Gerald Bailey couldn’t let go of an anachronistic notion that the FDLE ought to be kept apart from politics.
It cost him his job.
Bailey, who headed up the Florida Department of Law Enforcement for eight years, was bounced after tangling with Rick Scott’s political operatives during the governor’s reelection campaign. Unhappily for Bailey, Melissa Sellers, the 32-year-old woman in charge of that very reelection operation, became the governor’s new, all-powerful chief of staff.
Wonder what thoughts were rumbling around the commissioner’s head as he considered the woman behind his ouster. Sellers, after all, was not yet born when Bailey first pinned on a badge. She was only 4 when he joined the FDLE.
Never miss a local story.
Bailey was tossed on Dec. 16. The governor (and our apparently oblivious cabinet members) didn’t offer up an explanation until Tuesday. Scott insisted, “He resigned.”
Not according to the former commissioner. “I did not voluntarily do anything,” Bailey told Steve Bousquet of the Tampa Bay Times/Miami Herald Tallahassee bureau. “If he said I resigned voluntarily, that is a lie. If he said that, he’s being totally untruthful.”

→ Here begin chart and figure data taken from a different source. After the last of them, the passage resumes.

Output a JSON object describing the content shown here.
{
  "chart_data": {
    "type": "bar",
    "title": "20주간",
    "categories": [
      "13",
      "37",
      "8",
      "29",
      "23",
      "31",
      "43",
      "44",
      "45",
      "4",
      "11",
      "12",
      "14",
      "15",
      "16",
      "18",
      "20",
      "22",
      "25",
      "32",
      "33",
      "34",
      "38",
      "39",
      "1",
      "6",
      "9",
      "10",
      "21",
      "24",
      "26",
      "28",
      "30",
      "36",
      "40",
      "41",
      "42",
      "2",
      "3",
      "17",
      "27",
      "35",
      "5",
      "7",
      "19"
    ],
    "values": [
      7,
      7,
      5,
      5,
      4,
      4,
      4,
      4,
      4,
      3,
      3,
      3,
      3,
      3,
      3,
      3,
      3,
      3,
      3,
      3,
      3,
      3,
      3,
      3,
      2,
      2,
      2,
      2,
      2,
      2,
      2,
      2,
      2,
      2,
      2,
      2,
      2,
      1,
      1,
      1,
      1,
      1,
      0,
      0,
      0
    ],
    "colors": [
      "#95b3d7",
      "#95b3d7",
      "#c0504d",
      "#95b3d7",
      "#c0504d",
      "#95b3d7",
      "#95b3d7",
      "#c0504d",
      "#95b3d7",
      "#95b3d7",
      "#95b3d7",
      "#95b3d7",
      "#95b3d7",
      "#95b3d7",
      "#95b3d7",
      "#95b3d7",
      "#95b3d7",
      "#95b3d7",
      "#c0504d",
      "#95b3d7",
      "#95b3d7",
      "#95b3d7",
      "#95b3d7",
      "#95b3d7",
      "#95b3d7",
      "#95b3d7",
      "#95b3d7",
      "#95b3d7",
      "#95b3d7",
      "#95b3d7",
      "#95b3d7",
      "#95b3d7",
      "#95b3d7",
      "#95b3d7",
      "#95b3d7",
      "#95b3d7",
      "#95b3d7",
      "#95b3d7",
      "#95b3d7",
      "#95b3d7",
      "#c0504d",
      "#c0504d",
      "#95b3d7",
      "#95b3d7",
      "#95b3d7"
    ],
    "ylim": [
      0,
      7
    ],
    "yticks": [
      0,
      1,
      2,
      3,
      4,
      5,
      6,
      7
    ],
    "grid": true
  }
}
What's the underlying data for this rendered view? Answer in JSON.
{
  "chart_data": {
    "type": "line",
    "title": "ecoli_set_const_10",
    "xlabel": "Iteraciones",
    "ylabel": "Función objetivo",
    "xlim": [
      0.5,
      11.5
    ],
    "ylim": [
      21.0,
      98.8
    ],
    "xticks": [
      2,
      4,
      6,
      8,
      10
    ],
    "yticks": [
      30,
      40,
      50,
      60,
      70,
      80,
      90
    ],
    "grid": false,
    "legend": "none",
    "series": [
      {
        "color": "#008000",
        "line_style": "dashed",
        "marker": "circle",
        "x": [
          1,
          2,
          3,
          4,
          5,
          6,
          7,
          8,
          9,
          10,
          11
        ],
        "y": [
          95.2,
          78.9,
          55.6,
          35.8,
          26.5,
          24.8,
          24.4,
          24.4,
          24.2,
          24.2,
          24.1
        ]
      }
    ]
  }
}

Bousquet recalled conflicts last year between Bailey, 67, and former members of Louisiana Gov. Bobby Jindal’s communications team, who Scott had hired for his reelection effort. (Folks around Tallahassee had dubbed them, without much affection, “the Louisiana mafia.”) Sellers had attempted to recruit Bailey to appear in one of the campaign’s dog-and-pony shows last summer. He refused. The campaign wanted FDLE agents to chauffeur campaign staffer Megan Collins, another Louisiana import, around the state. Nope. Then he complained about receiving unseemly solicitations for campaign contributions from Scott’s gang.
Bailey just couldn’t rid himself of that old-fashioned, good government ethic.
I suppose there might have been other reasons why Scott and Sellers fired the obdurately apolitical FDLE commissioner. Questions have been raised about FDLE’s investigations into reports of inmate abuse in Florida state prisons and into a secret cemetery at the old Dozier School for Boys — not that the governor has shown much interest in either issue.
But if he had other reasons, Scott’s not saying.
Not saying, by the way, was a tactic that Sellers perfected back when she was Gov. Jindal’s misnomer of a communications director. Florida political reporters will recognize the “solid woman in high heels,” described in a 2008 Esquire profile of Jindal, as “quick on the draw with both her smile and her middle finger” who had been “derided by reporters for blocking access to her boss — literally — having performed a sort of perfectly executed moving pick that put the kibosh on any chance for spontaneous questions.”
Gambit, the New Orleans weekly, reported that same year: “Sellers has become Public Enemy No. 1 to many reporters” by routinely stonewalling requests for information. Gambit wrote that news operations “have privately griped about being removed from the administration’s press release lists after they ran less-than-flattering Jindal stories.”
Gambit quoted a newspaper capital bureau chief who described how Sellers and company “play hardball and can be punitive.”
I know of an old-fashioned cop in Florida who can attest to that.